Yes, on Linear specifically. The universal alarm is < 50%, but on Linear the platform’s design intent is clean closure, sustained values below 65% are early warning. Standard playbook: open this card, Findings Open, Abandoned Findings, and Cycle Progress. Within 5 minutes you’ll know if it’s a leave/incident pattern or a planning bottleneck.
Throughput dropped this week, rate is still high. What’s happening?
Common Linear pattern: end-of-cycle bulk completion. Engineering teams often complete many issues in the last day of the cycle; the throughput chart shows the dip during the cycle while the rate stays high because the closures all land at the end.

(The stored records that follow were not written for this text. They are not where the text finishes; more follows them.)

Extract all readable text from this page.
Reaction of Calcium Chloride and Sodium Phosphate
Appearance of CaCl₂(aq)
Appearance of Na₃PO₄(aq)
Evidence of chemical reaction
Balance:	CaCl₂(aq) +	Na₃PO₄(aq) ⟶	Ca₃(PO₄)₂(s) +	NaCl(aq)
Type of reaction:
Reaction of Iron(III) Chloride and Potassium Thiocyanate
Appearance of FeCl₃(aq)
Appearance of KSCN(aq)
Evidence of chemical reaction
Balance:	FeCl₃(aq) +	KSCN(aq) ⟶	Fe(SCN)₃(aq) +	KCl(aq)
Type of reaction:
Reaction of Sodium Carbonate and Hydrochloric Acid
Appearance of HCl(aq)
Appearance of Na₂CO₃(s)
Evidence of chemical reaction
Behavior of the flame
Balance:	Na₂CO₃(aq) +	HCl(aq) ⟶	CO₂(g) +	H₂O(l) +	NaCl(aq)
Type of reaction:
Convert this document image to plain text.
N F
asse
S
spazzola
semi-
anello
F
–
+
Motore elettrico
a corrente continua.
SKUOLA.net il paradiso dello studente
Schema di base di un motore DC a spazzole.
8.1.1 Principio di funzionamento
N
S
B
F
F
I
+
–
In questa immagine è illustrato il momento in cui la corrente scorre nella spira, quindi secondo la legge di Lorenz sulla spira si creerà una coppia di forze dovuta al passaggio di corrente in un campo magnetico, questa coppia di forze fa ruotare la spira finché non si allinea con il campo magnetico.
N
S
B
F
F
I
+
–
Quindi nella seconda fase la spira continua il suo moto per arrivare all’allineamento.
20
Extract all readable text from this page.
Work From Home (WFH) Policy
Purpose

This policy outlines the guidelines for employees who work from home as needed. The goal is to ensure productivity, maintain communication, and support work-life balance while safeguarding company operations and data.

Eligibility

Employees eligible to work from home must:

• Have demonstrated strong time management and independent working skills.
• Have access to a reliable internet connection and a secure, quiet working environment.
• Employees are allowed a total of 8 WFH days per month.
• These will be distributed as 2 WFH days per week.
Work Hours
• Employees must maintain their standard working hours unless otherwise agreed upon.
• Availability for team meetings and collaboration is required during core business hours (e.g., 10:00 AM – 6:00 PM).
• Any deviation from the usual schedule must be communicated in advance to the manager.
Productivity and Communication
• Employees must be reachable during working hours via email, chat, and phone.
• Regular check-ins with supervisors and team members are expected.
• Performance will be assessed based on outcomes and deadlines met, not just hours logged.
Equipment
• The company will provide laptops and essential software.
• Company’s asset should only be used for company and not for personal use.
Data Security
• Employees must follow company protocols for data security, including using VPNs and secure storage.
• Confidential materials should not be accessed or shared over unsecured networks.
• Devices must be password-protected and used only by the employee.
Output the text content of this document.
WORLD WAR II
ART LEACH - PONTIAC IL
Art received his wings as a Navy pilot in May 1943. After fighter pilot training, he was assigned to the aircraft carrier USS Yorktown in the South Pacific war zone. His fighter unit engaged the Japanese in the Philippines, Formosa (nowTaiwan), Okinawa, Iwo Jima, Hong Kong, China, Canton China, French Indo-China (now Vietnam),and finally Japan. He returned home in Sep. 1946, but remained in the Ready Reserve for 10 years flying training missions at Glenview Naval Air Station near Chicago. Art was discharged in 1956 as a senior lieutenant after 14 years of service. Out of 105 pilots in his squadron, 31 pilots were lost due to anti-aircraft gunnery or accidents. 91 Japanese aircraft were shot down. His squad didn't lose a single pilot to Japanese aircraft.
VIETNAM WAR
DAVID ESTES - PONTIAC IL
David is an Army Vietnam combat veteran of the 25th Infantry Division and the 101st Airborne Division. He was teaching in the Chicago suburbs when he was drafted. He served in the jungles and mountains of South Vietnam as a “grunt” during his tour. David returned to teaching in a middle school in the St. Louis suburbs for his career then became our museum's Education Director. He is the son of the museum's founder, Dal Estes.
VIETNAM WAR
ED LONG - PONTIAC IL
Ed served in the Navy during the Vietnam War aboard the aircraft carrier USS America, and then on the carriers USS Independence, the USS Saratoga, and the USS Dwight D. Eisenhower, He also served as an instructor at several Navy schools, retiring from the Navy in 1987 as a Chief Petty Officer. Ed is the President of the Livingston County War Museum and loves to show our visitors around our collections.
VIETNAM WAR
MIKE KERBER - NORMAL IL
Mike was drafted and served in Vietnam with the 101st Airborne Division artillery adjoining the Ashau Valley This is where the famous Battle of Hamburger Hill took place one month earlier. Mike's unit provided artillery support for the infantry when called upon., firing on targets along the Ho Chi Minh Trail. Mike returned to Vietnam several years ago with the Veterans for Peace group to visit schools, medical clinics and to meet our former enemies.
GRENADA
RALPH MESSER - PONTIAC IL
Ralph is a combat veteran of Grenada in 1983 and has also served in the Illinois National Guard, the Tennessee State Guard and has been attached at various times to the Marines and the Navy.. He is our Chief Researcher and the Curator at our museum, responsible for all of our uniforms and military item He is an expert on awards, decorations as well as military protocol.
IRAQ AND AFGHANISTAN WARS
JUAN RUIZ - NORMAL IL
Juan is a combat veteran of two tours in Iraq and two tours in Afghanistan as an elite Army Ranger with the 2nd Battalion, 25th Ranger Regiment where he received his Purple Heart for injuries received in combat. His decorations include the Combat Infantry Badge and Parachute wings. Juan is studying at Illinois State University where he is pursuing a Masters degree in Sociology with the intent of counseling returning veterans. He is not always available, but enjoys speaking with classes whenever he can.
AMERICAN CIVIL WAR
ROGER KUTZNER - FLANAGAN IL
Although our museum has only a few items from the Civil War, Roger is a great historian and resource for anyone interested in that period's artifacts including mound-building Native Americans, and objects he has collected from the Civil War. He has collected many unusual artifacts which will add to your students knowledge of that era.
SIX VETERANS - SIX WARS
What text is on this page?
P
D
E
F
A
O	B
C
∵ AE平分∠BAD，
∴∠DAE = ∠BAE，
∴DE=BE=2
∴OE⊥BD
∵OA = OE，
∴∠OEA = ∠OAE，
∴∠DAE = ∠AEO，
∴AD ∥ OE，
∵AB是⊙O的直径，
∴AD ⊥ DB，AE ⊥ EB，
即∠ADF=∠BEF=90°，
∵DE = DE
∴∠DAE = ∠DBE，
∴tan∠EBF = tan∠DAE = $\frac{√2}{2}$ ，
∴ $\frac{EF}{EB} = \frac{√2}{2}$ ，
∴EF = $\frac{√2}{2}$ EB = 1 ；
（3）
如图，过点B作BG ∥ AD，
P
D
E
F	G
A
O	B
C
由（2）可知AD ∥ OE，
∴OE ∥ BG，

Check the trend over a full cycle, not a single day.
Multi-team rate: which team’s rate matters?
The lowest. Open the per-team stack panel; on Linear the rate usually clusters tightly across teams (within 10 points), so a team running 15+ points below the workspace average is the actionable signal.
Today’s rate looks volatile. Why?
Less so on Linear than on most PM tools, because cycles cluster completion events. Daily volatility usually reflects the cycle position (mid-cycle quiet, end-of-cycle spike), not noise.
Resolution rate climbed but I don’t think the team did anything different. What changed?
Three usual causes. (1) Audit programme produced fewer findings (denominator shrank). Check Findings Open trend. (2) End-of-cycle bulk-cancel of stale items. Check Linear’s Activity log per team. (3) A team boundary changed, a team was renamed, archived, or removed from the connector routing; the rate can shift by 5-10 points.
Is Linear the right tool for tracking this metric?
For engineering-heavy ecommerce teams, yes. The cycle/state-type model and Insights module are the cleanest of any PM tool we connect to for this metric. The cost is that Linear is opinionated against marketing/ops use, those teams will find Asana, ClickUp, or Monday richer. Smartsheet, Teamwork, and Basecamp serve different niches (PMO spreadsheet rollups, agency time-tracking, small-team simplicity respectively); each has its own resolution-rate read but Linear’s is the most direct.